First Publication
Published 7th October 1887 in the Civil and Military Gazette.
The story
Gunner Barnabas expatiates on the evils of the Temperance Movement in the army.
Barnabas also appears in the story “The Likes o’ Us”, and “The Last of the Stories”, both collected in Abaft the Funnel.
In Early Verse by Rudyard Kipling, 1879-1889: Unpublished, Uncollected & Rarely Collected Poems edited by Andrew Rutherford, there is a poem on the same subject as this story entitled “The Way av Ut” with Mulvaney as the main character. It was published on 8th October 1888 in the Pioneer and is concerned with the Black Mountain Expedition, which was carried through without any Field Canteens. The final stanza sums up the result:
Will they be long among the hills? My troth they will not so—
They’re crammin’ down their fightin’ now to have ut done and go;
For Bobbs the Tim’prance Shtrategist has whipped thim on the nail—
’Tis cruel on the Oirish but—ut’s Murther on the Kheyl!
Notes on the Text
[Page 432, lines 9 & 10] Atkins … Thomas The English soldier – Private of the Line.

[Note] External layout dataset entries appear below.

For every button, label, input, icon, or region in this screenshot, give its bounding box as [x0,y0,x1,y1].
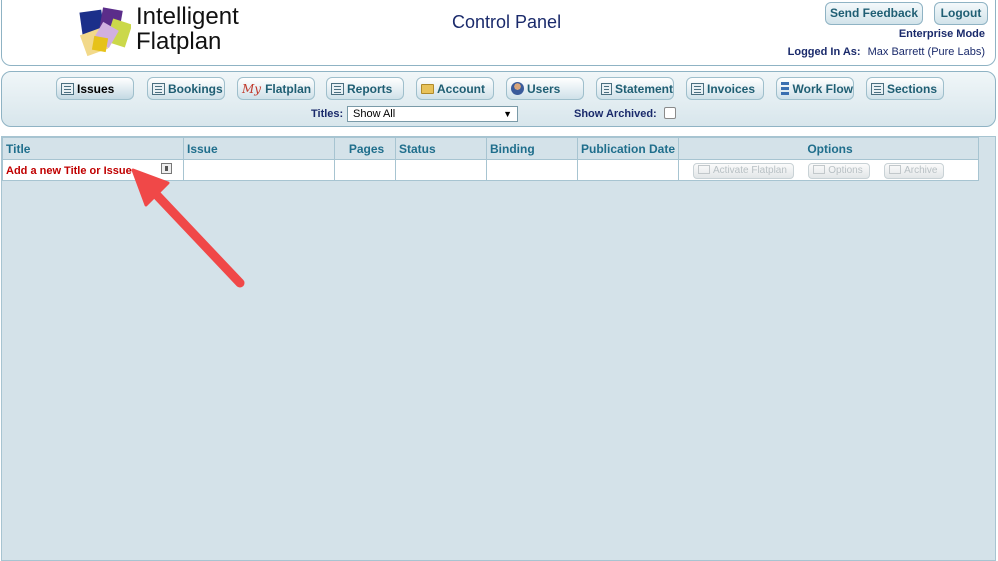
nav-statement-label: Statement [614,81,673,96]
logged-in-info: Logged In As: Max Barrett (Pure Labs) [788,46,985,58]
bookings-icon [152,82,165,95]
activate-flatplan-label: Activate Flatplan [713,164,787,176]
issues-panel: Title Issue Pages Status Binding Publica… [1,136,996,561]
archive-icon [889,164,902,174]
column-header-pages: Pages [334,137,396,160]
main-toolbar: Issues Bookings My Flatplan Reports Acco… [1,71,996,127]
nav-issues-label: Issues [77,81,115,96]
nav-reports-button[interactable]: Reports [326,77,404,100]
nav-invoices-button[interactable]: Invoices [686,77,764,100]
nav-my-flatplan-button[interactable]: My Flatplan [237,77,315,100]
nav-reports-label: Reports [347,81,393,96]
issues-table: Title Issue Pages Status Binding Publica… [2,137,979,181]
nav-invoices-label: Invoices [707,81,756,96]
my-icon: My [242,81,262,96]
options-button[interactable]: Options [808,162,870,179]
show-archived-checkbox[interactable] [664,107,676,119]
nav-workflow-button[interactable]: Work Flow [776,77,854,100]
archive-label: Archive [904,164,938,176]
statement-icon [601,82,612,95]
logout-button[interactable]: Logout [934,2,988,25]
options-cell: Activate Flatplan Options Archive [678,159,979,181]
nav-statement-button[interactable]: Statement [596,77,674,100]
publication-date-cell [577,159,679,181]
table-row: Add a new Title or Issue Activate Flatpl… [2,159,979,181]
status-cell [395,159,487,181]
invoices-icon [691,82,704,95]
send-feedback-button[interactable]: Send Feedback [825,2,923,25]
options-icon [813,164,826,174]
issues-icon [61,82,74,95]
page-title: Control Panel [452,12,562,32]
reports-icon [331,82,344,95]
column-header-issue: Issue [183,137,335,160]
nav-sections-button[interactable]: Sections [866,77,944,100]
logged-in-user: Max Barrett (Pure Labs) [867,46,985,58]
nav-issues-button[interactable]: Issues [56,77,134,100]
folder-icon [421,83,434,94]
nav-account-label: Account [437,81,485,96]
add-title-or-issue-link[interactable]: Add a new Title or Issue [6,165,132,177]
binding-cell [486,159,578,181]
pages-cell [334,159,396,181]
table-header-row: Title Issue Pages Status Binding Publica… [2,137,979,160]
titles-select[interactable]: Show All ▼ [347,106,518,122]
app-logo [79,7,131,57]
logo-line-2: Flatplan [136,28,222,55]
filter-row: Titles: Show All ▼ Show Archived: [2,106,995,124]
nav-workflow-label: Work Flow [792,81,853,96]
nav-sections-label: Sections [887,81,938,96]
activate-flatplan-button[interactable]: Activate Flatplan [693,162,794,179]
issue-cell [183,159,335,181]
titles-label: Titles: [311,108,344,120]
add-row-icon[interactable] [161,163,172,174]
mode-label: Enterprise Mode [898,28,985,40]
logo-wordmark: Intelligent Flatplan [136,4,239,54]
nav-bookings-label: Bookings [168,81,223,96]
nav-users-label: Users [527,81,561,96]
user-icon [511,82,524,95]
column-header-options: Options [678,137,979,160]
logged-in-label: Logged In As: [787,46,861,58]
logo-line-1: Intelligent [136,3,239,30]
sections-icon [871,82,884,95]
nav-users-button[interactable]: Users [506,77,584,100]
workflow-icon [781,82,789,95]
show-archived-label: Show Archived: [574,108,657,120]
header: Intelligent Flatplan Control Panel Send … [1,0,996,66]
titles-select-value: Show All [353,108,396,120]
column-header-status: Status [395,137,487,160]
activate-flatplan-icon [698,164,710,174]
options-label: Options [828,164,863,176]
chevron-down-icon: ▼ [503,109,512,119]
column-header-binding: Binding [486,137,578,160]
column-header-publication-date: Publication Date [577,137,679,160]
add-title-cell: Add a new Title or Issue [2,159,184,181]
nav-flatplan-label: Flatplan [265,81,312,96]
archive-button[interactable]: Archive [884,162,945,179]
nav-account-button[interactable]: Account [416,77,494,100]
nav-bookings-button[interactable]: Bookings [147,77,225,100]
column-header-title: Title [2,137,184,160]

[Page 432, line 29] Karachi then the most westerly port in India, now in Pakistan.
[Page 432, line 29] Bhamo a town on the Irrawaddi River, Burma, 200 miles upstream from Mandalay, and about 700 miles from the sea by the river. A very long way indeed from Karachi.

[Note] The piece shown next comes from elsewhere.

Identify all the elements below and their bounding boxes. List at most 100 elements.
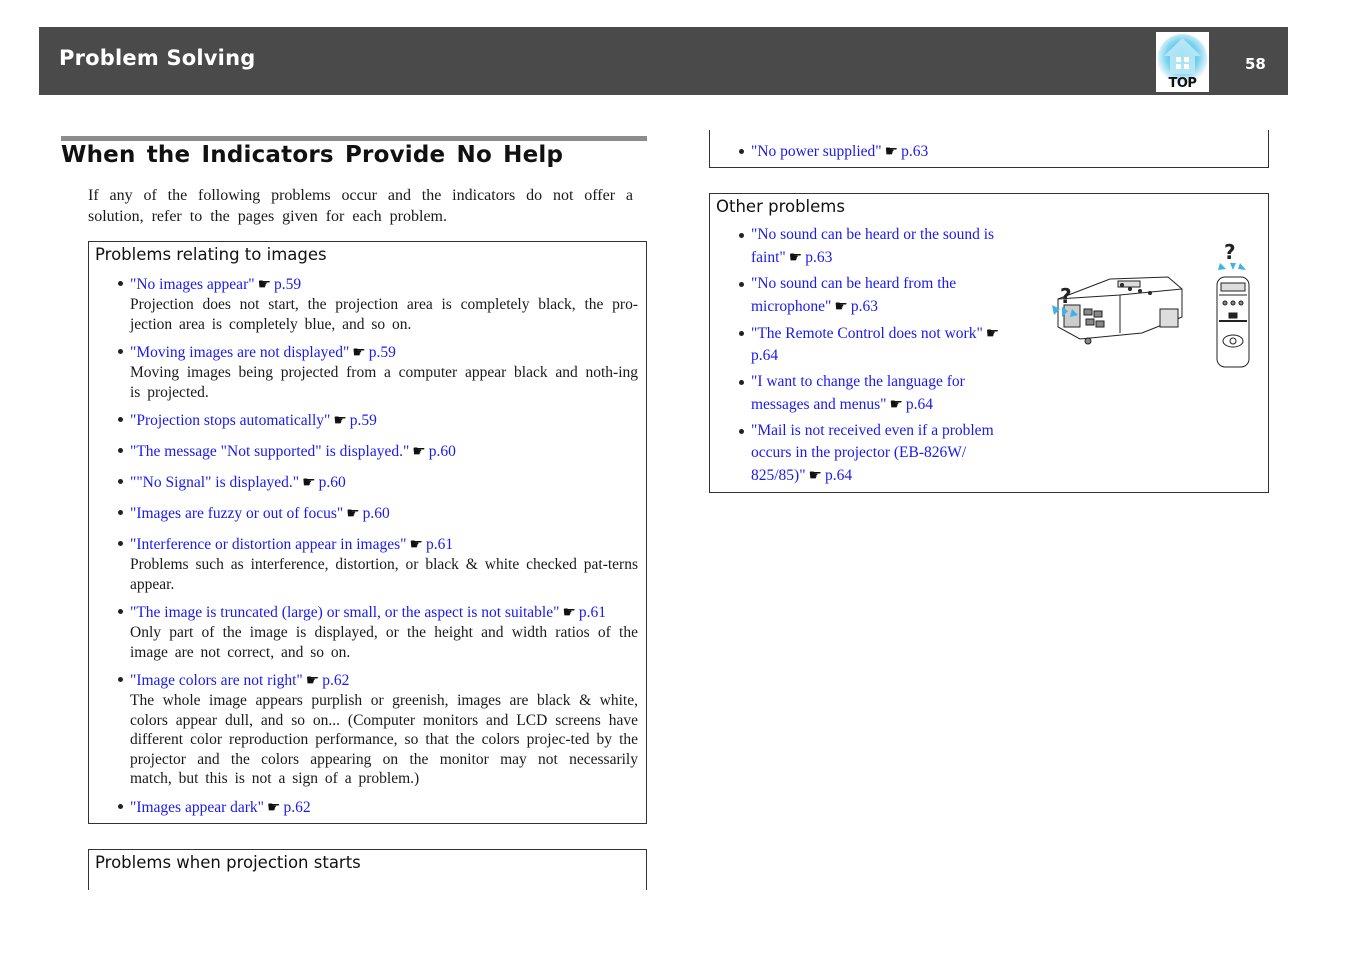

[Page 433, line 4] Fratton a suburb of Portsmouth, Hampshire,
England.
[Page 433, line 8] ’jim-jam’ batt’ry’ a mountain or screw-gun battery. Roger Ayers writes in his comments in “The Likes o’ Us”:
In his poem, “Screw-Guns”, Kipling includes the line ‘It’s only the pick of the Army that handles the dear little pets—’ and this was a fact. Since the two halves of the gun, weighing just over 200lb apiece, had each to be lifted from a cradle on the back of a mule at roughly shoulder height by three gunners. The height and physical strength requirements for mountain gunners were the highest in the army, the minimum height being six feet, which was two inches taller than the requirement for the Foot Guards.

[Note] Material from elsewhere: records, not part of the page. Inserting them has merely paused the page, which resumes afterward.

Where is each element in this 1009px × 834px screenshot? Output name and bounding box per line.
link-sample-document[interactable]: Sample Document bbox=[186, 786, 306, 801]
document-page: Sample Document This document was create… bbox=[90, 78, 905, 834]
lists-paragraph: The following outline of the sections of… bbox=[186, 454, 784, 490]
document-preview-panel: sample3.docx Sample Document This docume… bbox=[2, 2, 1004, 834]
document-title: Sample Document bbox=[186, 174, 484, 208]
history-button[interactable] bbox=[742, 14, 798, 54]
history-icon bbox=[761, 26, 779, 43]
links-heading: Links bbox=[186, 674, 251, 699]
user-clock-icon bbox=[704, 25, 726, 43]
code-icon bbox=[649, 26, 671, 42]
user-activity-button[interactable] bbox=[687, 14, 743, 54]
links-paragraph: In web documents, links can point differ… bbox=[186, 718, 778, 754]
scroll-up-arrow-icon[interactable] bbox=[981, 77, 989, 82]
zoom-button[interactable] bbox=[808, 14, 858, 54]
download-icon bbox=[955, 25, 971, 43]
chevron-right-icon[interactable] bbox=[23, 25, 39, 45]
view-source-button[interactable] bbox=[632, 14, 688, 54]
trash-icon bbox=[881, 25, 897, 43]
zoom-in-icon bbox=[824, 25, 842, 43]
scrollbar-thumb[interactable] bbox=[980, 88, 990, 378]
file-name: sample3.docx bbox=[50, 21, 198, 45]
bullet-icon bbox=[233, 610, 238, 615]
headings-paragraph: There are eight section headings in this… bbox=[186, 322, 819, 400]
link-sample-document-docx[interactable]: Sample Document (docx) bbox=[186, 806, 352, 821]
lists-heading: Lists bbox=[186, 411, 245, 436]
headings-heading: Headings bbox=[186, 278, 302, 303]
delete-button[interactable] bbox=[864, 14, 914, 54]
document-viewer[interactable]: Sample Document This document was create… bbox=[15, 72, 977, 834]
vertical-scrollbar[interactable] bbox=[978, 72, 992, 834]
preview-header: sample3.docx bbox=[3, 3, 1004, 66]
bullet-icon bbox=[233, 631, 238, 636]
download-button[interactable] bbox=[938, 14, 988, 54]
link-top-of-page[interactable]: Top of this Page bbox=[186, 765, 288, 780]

Page 433, line 22] Commander-in-Chief’s house this indicates that this meeting was in Simla. Lord Roberts was the C-in-C at this time and his house was named “Snowdon”. See also page 435, line 16)
[Page 433, line 27] Blue Lights members of the Royal Army Temperance Association (R.A.T.A.). They wore a blue and white riband.
[Page 433, line 31] a Good Templar a teetotal member of the R.A.T.A. [ORG]
[Page 434, line 11] more chin does more talking.
[Page 436, line 3] lush (slang) alcoholic beverages.
[Page 436, line 26] Fut Foot, i.e., infantry.
[Page 436, line 29] pack-drill punishment-drill in Full Marching Order. In the Field Service Pocket Book of the time, ‘Light Marching Order’ in the infantry in 1882 consisted of: Rifle and Haversack, Waistbelt with pouches and 70 rounds of ammunition plus bayonet frog, bayonet and scabbard, knife and waterbottle. All this weighed 25lb 7 oz. ‘Full Marching Order’ added another 18lb 8 oz of Greatcoat, Cape and Valise. [R.A.]
[Page 436, line 32] the Widow the Queen (Victoria). Her much-loved consort, Prince Albert, had died in 1861 at the early age of 42. The Queen was heart-broken, wore black thereafter, and lived for much of the time in seclusion. She lived on until 1901.
[Page 437, lines 26 & 27] rammin’ double charges home in all of the references to this practice that have been found, it is the projectile that is doubled up, not the propellant, and was particularly effective at close range. This could, for example, be a bag of grapeshot rammed into the gun on top of a cannonball, or two canisters of musket balls, or two bags of grapeshot.
[Page 438, line 2] Hutup kurcha! or Khachchar or Khachar, meaning mule. The ORG did not consider Hutup to be a real word, but no doubt the command was understood by the mule. The sense of the expression is something along the lines of “giddy up mule!”.